1. You really don’t get that much money. In the 1960s or 1970s, and even when I went to college in the 1990s, the amount of money that the National Merit Scholarship can provide seemed like quite a bit relative to the cost of a college education. Now, it is pretty insignificant. You can expect an award of anywhere to $2000-8000, with many of the awards being a one-time scholarship of $2500. When a private college education costing in excess of $200,000, this is not enough to make a big dent.
There are some colleges that may offer full or partial tuition scholarships to National Merit Scholars, and you can find the list of them on pages 18-19 of the National Merit Student Guide found here:
These opportunities are rare, however, and the vast majority of National Merit recipients aren’t looking at receiving a ton of money as a result of winning.
There are far more opportunities to win merit-based money through college programs like University Scholars, Presidential Scholars, and so on.
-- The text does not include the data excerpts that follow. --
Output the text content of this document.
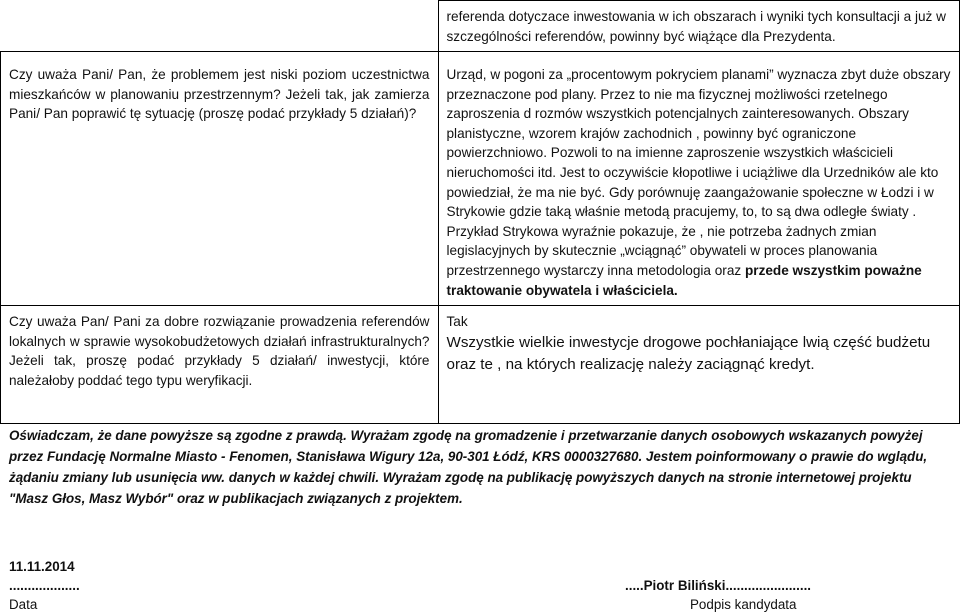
	referenda dotyczace inwestowania w ich obszarach i wyniki tych konsultacji a już w szczególności referendów, powinny być wiążące dla Prezydenta.
Czy uważa Pani/ Pan, że problemem jest niski poziom uczestnictwa mieszkańców w planowaniu przestrzennym? Jeżeli tak, jak zamierza Pani/ Pan poprawić tę sytuację (proszę podać przykłady 5 działań)?	Urząd, w pogoni za „procentowym pokryciem planami” wyznacza zbyt duże obszary przeznaczone pod plany. Przez to nie ma fizycznej możliwości rzetelnego zaproszenia d rozmów wszystkich potencjalnych zainteresowanych. Obszary planistyczne, wzorem krajów zachodnich , powinny być ograniczone powierzchniowo. Pozwoli to na imienne zaproszenie wszystkich właścicieli nieruchomości itd. Jest to oczywiście kłopotliwe i uciążliwe dla Urzedników ale kto powiedział, że ma nie być. Gdy porównuję zaangażowanie społeczne w Łodzi i w Strykowie gdzie taką właśnie metodą pracujemy, to, to są dwa odległe światy . Przykład Strykowa wyraźnie pokazuje, że , nie potrzeba żadnych zmian legislacyjnych by skutecznie „wciągnąć” obywateli w proces planowania przestrzennego wystarczy inna metodologia oraz przede wszystkim poważne traktowanie obywatela i właściciela.
Czy uważa Pan/ Pani za dobre rozwiązanie prowadzenia referendów lokalnych w sprawie wysokobudżetowych działań infrastrukturalnych? Jeżeli tak, proszę podać przykłady 5 działań/ inwestycji, które należałoby poddać tego typu weryfikacji.	Tak
Wszystkie wielkie inwestycje drogowe pochłaniające lwią część budżetu oraz te , na których realizację należy zaciągnąć kredyt.
Oświadczam, że dane powyższe są zgodne z prawdą. Wyrażam zgodę na gromadzenie i przetwarzanie danych osobowych wskazanych powyżej przez Fundację Normalne Miasto - Fenomen, Stanisława Wigury 12a, 90-301 Łódź, KRS 0000327680. Jestem poinformowany o prawie do wglądu, żądaniu zmiany lub usunięcia ww. danych w każdej chwili. Wyrażam zgodę na publikację powyższych danych na stronie internetowej projektu "Masz Głos, Masz Wybór" oraz w publikacjach związanych z projektem.
11.11.2014
...................
Data
.....Piotr Biliński.......................
Podpis kandydata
Many schools will give full rides to students who not only perform well on the ACT or SAT, but have strong grades and extracurricular activities. Put your energy and effort into winning a University-based scholarship because that is where the real aid is.
2. The PSAT doesn’t go on the Common Application. Colleges are far more concerned about your performance on the SAT and ACT than they are on the PSAT since there are actually spaces for these score results on the Common Application, and no space for PSAT results. (You can report National Merit recognition as an academic honor on the common application if applicable.) It is fascinating to me how much more stress people feel going into the PSAT compared to the PLAN, which is the practice ACT. Other than the relatively insignificant scholarship dollars at stake, they both serve to give you practice for the SAT or ACT respectively.
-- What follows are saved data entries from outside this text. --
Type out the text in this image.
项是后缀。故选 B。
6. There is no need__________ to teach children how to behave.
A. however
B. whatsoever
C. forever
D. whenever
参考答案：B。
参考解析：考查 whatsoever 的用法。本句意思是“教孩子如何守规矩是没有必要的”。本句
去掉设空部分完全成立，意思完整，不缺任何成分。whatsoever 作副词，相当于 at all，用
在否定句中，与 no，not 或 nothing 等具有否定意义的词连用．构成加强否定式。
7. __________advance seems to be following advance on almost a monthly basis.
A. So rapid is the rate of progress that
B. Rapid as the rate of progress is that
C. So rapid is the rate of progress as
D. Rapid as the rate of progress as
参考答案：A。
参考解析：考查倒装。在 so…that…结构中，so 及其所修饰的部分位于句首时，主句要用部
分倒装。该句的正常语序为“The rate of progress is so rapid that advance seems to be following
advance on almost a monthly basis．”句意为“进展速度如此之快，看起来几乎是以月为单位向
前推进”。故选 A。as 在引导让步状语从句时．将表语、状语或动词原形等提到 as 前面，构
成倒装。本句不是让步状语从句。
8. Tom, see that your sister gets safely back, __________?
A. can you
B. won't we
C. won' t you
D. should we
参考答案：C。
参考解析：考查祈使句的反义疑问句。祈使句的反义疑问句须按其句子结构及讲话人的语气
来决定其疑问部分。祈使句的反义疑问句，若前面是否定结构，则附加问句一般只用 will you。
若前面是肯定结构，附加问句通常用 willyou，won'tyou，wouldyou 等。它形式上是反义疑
3. Understand that your school wants you to make them look good! Because of the association that adults have with the National Merit recognition and significant scholarship money and academic quality, high school administrators know that having National Merit winners will help their public relations and reputation. (Take a look at some private school websites and see how frequently they use this as a marketing tool! Also, do a search of “national merit” on http://www.google.com/news to see how high schools love to play this up.) As a result, they may overly emphasize the importance of high performance on this test, making you think it will make or break your entire future. Know that they have an agenda, and don’t let their worries cause you concern.
4. As our country has shifted its educational focus, the National Merit Scholarship has become less important. I was fascinated to learn that the National Merit program began in 1955. This was right at the beginning of the Cold War, and 2 years before the Sputnik Launch by the U.S.S.R. The U.S. was paranoid about its competitiveness with respect to the Soviets, and was reforming its educational system to emphasize math, science and to give highly intelligent students the tools they needed to develop technology that would enable the U.S. to be the best. The National Merit Scholarship enabled students with high scholastic aptitude to attend great universities at much lower cost, empowering them to focus on their academic development and become the scientists, engineers and inventors who would ensure American preeminence. It is no wonder that people who grew up in this era believe the National Merit program to be of extraordinary importance, because it once truly was.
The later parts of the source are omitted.